Green Fern
Green Fern

stable-diffusion-2-base

Image

Stable Diffusion v2-base (≈ 1 B params, CreativeML Open RAIL++-M)

Latent-diffusion upgrade that trades the old CLIP-L text encoder for a beefier OpenCLIP-ViT/H and cleaner training data.

  • Sharper prompt understanding. New OpenCLIP-H embedding makes prompts more literal and gives you better edge detail than v1.5—just note that old prompt hacks won’t map 1-to-1.

  • 512 × 512 by default, scales up. The base checkpoint is trained at 512×512; a 768×768 “v-pred” sibling is finetuned on the same weights, with no extra parameters.

  • Same lightweight U-Net. Roughly the same ~860 M U-Net params as v1.5, so hardware needs don’t spike.

  • Runs on everyday GPUs. FP16 fits in about 6 GB VRAM; 4-bit quant or CPU inference can drop that under 3 GB.

  • Cleaned-up dataset. Trained from scratch on LAION-5B after heavy NSFW + aesthetic filtering, reducing nasty artefacts out-of-the-box.

  • Plug-and-play tooling. One-liner with diffusers, and fully supported in Automatic1111, ComfyUI, SD.Next, etc.—same workflow as any SD-1.x model.
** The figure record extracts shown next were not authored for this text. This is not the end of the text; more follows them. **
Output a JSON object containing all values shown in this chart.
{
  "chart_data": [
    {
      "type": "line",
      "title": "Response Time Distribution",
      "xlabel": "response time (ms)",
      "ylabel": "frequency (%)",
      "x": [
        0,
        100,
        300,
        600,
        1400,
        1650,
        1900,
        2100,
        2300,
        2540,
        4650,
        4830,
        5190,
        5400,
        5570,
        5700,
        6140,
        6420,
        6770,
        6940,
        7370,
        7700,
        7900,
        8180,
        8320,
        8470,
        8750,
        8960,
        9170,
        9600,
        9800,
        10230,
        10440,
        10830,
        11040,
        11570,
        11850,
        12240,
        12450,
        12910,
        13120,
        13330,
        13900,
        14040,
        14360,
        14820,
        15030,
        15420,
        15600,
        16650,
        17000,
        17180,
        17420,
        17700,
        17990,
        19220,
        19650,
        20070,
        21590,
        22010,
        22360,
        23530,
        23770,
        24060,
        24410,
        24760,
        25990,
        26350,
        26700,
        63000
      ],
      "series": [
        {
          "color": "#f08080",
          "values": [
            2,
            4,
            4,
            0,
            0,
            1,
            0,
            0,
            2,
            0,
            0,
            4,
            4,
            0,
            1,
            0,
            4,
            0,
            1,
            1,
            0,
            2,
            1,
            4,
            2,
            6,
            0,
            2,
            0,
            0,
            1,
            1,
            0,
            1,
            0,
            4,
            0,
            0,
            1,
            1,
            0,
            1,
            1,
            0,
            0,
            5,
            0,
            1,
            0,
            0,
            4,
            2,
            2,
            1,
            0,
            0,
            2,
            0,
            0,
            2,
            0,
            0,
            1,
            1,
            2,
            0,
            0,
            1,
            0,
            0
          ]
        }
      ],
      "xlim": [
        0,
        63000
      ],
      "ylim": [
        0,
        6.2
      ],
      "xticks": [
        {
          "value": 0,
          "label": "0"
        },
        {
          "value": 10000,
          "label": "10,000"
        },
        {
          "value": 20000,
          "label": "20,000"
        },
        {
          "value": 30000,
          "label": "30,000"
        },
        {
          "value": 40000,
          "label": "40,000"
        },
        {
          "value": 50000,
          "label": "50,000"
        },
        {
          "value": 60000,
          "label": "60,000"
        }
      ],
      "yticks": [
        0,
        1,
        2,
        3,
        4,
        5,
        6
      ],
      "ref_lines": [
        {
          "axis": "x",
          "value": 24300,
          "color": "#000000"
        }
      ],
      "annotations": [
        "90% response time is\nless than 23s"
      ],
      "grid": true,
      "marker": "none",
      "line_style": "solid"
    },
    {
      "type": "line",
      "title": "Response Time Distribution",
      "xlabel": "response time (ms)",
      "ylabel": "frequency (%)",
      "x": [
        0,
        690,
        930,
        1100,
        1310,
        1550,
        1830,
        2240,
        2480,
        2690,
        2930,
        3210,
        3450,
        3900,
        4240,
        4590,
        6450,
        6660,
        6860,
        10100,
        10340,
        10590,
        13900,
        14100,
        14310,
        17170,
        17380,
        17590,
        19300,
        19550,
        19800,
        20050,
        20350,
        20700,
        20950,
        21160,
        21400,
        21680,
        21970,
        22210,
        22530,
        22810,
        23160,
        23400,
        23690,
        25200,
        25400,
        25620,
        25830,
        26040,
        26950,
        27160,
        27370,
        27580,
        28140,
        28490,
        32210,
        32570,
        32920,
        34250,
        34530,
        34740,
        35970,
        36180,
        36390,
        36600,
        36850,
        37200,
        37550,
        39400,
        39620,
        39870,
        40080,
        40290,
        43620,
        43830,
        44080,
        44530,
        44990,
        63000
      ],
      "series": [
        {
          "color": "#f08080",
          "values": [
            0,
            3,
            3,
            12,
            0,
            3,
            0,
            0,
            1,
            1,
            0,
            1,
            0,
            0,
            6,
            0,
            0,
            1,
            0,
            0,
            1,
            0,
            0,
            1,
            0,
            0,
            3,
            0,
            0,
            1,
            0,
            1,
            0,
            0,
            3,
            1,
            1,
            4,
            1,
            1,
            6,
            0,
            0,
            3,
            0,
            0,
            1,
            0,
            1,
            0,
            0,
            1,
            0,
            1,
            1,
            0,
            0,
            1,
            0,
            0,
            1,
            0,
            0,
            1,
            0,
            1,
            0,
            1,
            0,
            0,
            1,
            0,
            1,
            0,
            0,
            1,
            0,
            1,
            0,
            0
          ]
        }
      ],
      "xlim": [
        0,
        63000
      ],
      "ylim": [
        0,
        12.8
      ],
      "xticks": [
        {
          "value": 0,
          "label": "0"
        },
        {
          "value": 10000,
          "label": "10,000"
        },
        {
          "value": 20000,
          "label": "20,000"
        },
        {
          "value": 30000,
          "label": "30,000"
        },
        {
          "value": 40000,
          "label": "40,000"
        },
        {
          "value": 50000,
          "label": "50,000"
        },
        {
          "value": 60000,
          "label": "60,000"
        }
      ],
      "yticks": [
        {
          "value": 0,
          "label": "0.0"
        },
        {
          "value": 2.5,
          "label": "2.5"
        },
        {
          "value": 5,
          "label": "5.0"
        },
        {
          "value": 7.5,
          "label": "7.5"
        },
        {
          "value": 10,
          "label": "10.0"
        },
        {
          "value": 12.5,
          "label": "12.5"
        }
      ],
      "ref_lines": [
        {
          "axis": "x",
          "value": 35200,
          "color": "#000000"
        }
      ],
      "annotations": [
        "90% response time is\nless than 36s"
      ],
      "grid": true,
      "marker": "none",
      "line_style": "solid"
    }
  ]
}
Why pick it for Norman AI?

SD v2-base gives us cleaner images, better prompt control, and “fits-on-a-laptop” VRAM—all without touching our existing diffusion pipeline. Use it for quick hero art, social banners, or on-device generative features without re-architecting the stack.

response = await norman.invoke(
    {
        "model_name": "stable-diffusion-2-base",
        "inputs": [
            {
                "display_title": "Prompt",
                "data": "A cat playing with a ball on mars"
            }
        ]
    }
)